De esa necesidad surge un tipo de explicación que, en parte muestra y explica la realidad de esa sociedad y, en parte, la oculta. La explicación tiene que ser verosímil para que ese discurso (y la sociedad representada en él) no sean rechazados, uno como un engaño y la otra como una injusticia. Pero, a la vez, tiene que ocultarse otra parte del asunto para que aquellos (muchos) que no han tenido oportunidad, o poder, o cabeza suficiente para marcar los rumbos, no adviertan las exclusiones que allí existen y acepten pacíficamente el tipo de sociedad de la que son parte.

Vayamos a un postulado económico-social inocente para poner a prueba el razonamiento: la modernización. Nadie discute una propuesta de modernización. El Uruguay necesita modernizar mucha cosa: el gobierno, la administración pública, los medios de comunicación, la justicia, los liderazgos políticos, las dirigencias gremiales. ¿Por qué, entonces, la sospecha? Sucede que ese postulado esquiva aspectos de la realidad uruguaya vinculados con relaciones sociales desiguales y con formaciones de poder que se entrecruzan en la trama de la sociedad.

Solamente tomando en cuenta esos elementos se entiende cabalmente la realidad de una sociedad y se comprenden las relaciones entre la sociedad civil y la sociedad política y entre la sociedad política y el estado. El orden de prioridades sociales operante en toda política económica es la resultante de un conjunto de fuerzas que cristalizan en la estructura de poder. En esta composición de fuerzas el peso de quienes controlan, sea la riqueza, sea los medios de comunicación, sea las estructuras de la burocracia, sea la cultura popular o cualquier otra palanca, es decisivo.

Quienes controlan son, generalmente, pocos.

El mapa del poder no está colgado en la pared, a la vista como los otros mapas.
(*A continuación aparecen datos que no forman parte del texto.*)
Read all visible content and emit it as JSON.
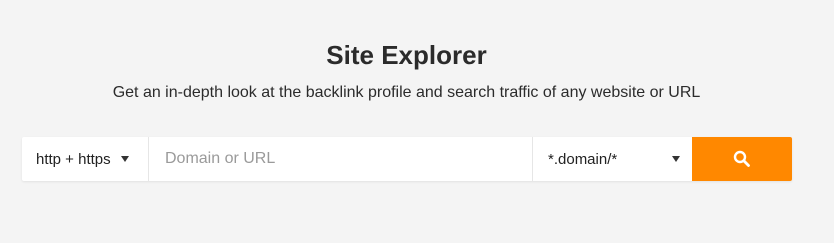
{
  "header": {
    "title": "Site Explorer",
    "subtitle": "Get an in-depth look at the backlink profile and search traffic of any website or URL"
  },
  "search": {
    "protocol": "http + https",
    "placeholder": "Domain or URL",
    "value": "",
    "mode": "*.domain/*",
    "button_icon": "search-icon",
    "button_color": "#ff8800"
  }
}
En nuestro país lo que se maneja públicamente son fantasías.
Insinúo algunos accidentes orográficos, sin pretensión de dar el mapa completo. ¿Quién consiguió excepciones a la reforma tributaria? ¿Quiénes son los que rechazan la reforma educativa, continuando con una vieja campaña de apropiación de contenidos, metas y presupuesto de la enseñanza? ¿Quiénes impiden, en contra de la ley, que haya generadores particulares de energía eléctrica?

Una foto: Vázquez dijo al volver de EE.UU.: la telefonía fija va a ser barrida por los avances tecnológicos y el sindicalista mayor de Sutel contestó ¡cualquier día!
¿Cuáles son los corporativismos exitosos y cuales los perdidosos?
El mapa del poder del Uruguay es secreto. Como todos los secretos, los conoce todo el mundo pero los niega todo el mundo.